Ainda hoje me pergunto porque razão teimei em não te ver, naquele dia em que combinámos o encontro. Onde estavas, enquanto os meus olhos calcorreavam as costas plásticas das cadeiras, as beatas no chão e aquela nódoa discreta na lapela do empregado de mesa, que me espreitava a incontinência nervosa das mãos pelo canto do olho, enquanto me trazia mais um gin (Bombay, se faz favor, tem de ser Bombay)? Acaso teria sido diferente, se nos tivéssemos sorrido logo ali as meninas dos olhos e tocado as maçãs do rosto, quentes de rubores quase infantis? Como é que poderemos saber quando um entusiasmo de fim de Verão, embalado a prenúncios de Outono, está em ponto de rebuçado e pronto a ser mais qualquer coisa do que um ritual de passagem entre estações do ano?

Abril 12, 2006

to have and her not

Vieira do Mar

É então também isto, o Amor: a completude no olhar e no sorriso do outro, o antónimo da sua ausência e as lembranças boas que abancam, decididas, como um tia velhota que nos chegue para o chá. Lembranças douradas pela cortesia afável da nossa memória selectiva, dourar a pílula. É-me tão fácil voltar àqueles dias antes destes, quando tudo nos era ainda luminoso e carregado de possibilidades, de hipóteses que nunca chegámos a pôr. Mais ou menos a partir de agora (desde sempre?) pagamos com a ausência no rosto o peso da lonjura dos outros, carregamos o fardo de termos sido tanto e tão pouco e eles, só tanto (um dia).
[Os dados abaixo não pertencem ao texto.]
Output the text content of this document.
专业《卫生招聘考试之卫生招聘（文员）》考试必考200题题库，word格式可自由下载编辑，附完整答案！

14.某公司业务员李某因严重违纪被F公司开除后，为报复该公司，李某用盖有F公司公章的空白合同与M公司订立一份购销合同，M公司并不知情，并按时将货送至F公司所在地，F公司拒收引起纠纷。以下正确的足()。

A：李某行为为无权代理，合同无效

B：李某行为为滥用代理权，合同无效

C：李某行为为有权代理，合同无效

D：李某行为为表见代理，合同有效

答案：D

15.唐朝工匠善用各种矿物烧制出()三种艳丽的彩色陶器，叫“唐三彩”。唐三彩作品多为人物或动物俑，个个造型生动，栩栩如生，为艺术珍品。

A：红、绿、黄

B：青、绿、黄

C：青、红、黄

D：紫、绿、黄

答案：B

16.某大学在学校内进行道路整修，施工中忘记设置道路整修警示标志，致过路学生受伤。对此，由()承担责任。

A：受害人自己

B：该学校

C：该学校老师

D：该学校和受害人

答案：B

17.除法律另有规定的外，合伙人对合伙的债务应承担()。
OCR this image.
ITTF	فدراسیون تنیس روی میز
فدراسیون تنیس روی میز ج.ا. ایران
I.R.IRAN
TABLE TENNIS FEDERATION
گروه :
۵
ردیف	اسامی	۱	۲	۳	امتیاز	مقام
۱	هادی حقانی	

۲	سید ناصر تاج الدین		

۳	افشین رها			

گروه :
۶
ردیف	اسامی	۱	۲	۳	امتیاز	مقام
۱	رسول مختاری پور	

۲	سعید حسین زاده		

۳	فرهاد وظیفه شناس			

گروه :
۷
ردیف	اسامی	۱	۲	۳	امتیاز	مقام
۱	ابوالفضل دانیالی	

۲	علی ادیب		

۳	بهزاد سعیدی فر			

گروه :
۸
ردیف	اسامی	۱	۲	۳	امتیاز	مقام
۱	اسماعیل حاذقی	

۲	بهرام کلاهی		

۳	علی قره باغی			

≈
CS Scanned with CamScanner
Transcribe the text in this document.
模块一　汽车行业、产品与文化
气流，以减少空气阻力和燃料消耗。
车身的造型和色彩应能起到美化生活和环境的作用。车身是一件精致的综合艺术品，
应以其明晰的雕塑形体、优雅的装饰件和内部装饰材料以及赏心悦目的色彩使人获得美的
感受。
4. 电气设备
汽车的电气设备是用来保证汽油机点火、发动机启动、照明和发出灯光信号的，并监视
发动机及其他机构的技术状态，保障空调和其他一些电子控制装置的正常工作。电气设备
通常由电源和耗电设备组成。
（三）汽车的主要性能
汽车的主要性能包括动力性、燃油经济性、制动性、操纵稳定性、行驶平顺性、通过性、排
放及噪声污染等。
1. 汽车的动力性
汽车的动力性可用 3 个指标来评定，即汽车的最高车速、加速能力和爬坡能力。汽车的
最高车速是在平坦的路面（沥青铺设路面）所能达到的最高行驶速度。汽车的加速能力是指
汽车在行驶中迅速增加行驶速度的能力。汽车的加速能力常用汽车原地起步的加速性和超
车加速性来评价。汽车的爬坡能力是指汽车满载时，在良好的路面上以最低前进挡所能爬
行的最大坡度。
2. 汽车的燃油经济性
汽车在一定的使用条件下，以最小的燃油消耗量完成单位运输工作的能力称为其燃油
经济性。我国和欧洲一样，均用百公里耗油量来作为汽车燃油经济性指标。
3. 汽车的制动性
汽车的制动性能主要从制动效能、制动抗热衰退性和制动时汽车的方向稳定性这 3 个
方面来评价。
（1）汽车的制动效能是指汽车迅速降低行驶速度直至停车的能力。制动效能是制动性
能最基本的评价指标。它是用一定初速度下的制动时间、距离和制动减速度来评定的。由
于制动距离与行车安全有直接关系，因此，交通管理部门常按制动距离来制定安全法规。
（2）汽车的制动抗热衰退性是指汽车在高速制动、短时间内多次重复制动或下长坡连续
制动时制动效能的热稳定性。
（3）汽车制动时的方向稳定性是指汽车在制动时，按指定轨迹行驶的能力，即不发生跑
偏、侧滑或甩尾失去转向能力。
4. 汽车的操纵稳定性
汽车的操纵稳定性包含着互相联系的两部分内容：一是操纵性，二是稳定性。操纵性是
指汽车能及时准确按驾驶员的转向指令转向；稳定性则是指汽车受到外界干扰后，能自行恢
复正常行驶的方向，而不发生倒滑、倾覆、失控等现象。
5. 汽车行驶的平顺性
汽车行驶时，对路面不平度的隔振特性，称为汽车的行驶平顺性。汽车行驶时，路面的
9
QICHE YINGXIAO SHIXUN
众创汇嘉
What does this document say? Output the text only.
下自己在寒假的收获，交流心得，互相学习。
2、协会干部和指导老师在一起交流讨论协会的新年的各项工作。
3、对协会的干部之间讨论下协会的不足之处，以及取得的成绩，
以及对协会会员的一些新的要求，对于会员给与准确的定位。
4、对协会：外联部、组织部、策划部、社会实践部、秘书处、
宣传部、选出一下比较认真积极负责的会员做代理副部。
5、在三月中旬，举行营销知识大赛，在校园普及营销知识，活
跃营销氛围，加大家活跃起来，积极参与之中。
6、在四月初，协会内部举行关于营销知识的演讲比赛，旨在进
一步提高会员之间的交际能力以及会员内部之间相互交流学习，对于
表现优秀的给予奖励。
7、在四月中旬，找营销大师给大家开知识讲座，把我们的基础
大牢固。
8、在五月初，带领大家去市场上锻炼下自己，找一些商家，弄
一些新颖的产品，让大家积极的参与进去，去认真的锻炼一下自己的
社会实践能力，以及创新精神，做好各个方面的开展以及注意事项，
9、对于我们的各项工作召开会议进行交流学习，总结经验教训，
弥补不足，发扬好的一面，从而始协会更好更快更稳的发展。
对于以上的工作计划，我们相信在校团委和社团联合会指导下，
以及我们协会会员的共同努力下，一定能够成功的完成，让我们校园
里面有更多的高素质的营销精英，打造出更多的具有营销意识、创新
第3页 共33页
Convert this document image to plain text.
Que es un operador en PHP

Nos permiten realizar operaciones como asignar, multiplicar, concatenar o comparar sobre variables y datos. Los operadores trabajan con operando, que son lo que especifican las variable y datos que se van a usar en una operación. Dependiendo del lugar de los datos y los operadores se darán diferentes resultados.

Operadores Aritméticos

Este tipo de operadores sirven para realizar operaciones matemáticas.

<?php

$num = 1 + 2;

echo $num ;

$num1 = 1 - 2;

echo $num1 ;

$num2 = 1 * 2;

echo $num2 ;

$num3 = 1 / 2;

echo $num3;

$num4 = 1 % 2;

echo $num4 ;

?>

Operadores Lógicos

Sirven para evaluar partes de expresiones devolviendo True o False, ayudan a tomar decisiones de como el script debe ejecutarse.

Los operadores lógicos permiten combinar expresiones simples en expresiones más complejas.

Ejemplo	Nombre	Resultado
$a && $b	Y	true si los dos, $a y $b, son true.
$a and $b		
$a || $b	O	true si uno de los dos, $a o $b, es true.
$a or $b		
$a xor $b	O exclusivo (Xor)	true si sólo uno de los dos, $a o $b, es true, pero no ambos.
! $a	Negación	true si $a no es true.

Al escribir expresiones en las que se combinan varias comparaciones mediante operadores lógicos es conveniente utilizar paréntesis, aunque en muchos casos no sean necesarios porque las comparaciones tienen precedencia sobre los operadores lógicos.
Não há descanso nem sossego no conhecimento, há apenas silêncio (sabes que te circulo nas veias e te segrego bílis e desprezo, por entre loopings e cambalhotas e gargalhadas nervosas).

Abril 10, 2006

the end of the affair

Vieira do Mar

E, então, toma-me de assalto aquela imagem budista de que a vida é como um rio, que quando passa não mais se repete, pois nada fica nunca no mesmo lugar. Depois da enxurrada, já se sabe, as coisas não voltam à harmonia da sua quietude anterior, por mais que se aprestem os trabalhos de reconstrução e chegue o voluntariado da ajuda internacional, assentando arraiais e montando tendas pelas nossas planícies adentro. É claro que, para quem já vivia de escolhos e se mantinha à tona numa babugem feita de bocados podres de madeira e cascalho e materiais orgânicos flutuantes e perecíveis, a esbarrarem contra os diques que tanto custaram a erguer, a diferença é pouca: é quase a ilusão de que nada nadinha mudou. Mas, para quem espreitava, agradado, da entrada acolhedora da sua palafita e lhe topa agora as estacas (antes sulcadas no fundo lacustre, ricamente adornadas com anos de coisas felizes) algures à deriva contra o molhe de betão, fica mais difícil, essa coisa de encarar os destroços, mesmo que apenas através das palavras escritas e das fotografias desmaiadas, guardadas em arquivo. Preciso por isso de uma empilhadora dentro de mim, daquelas com várias pás que cheguem alternadamente aos recantos mais difíceis da minha geomorfologia magoada. Pago bem e à hora.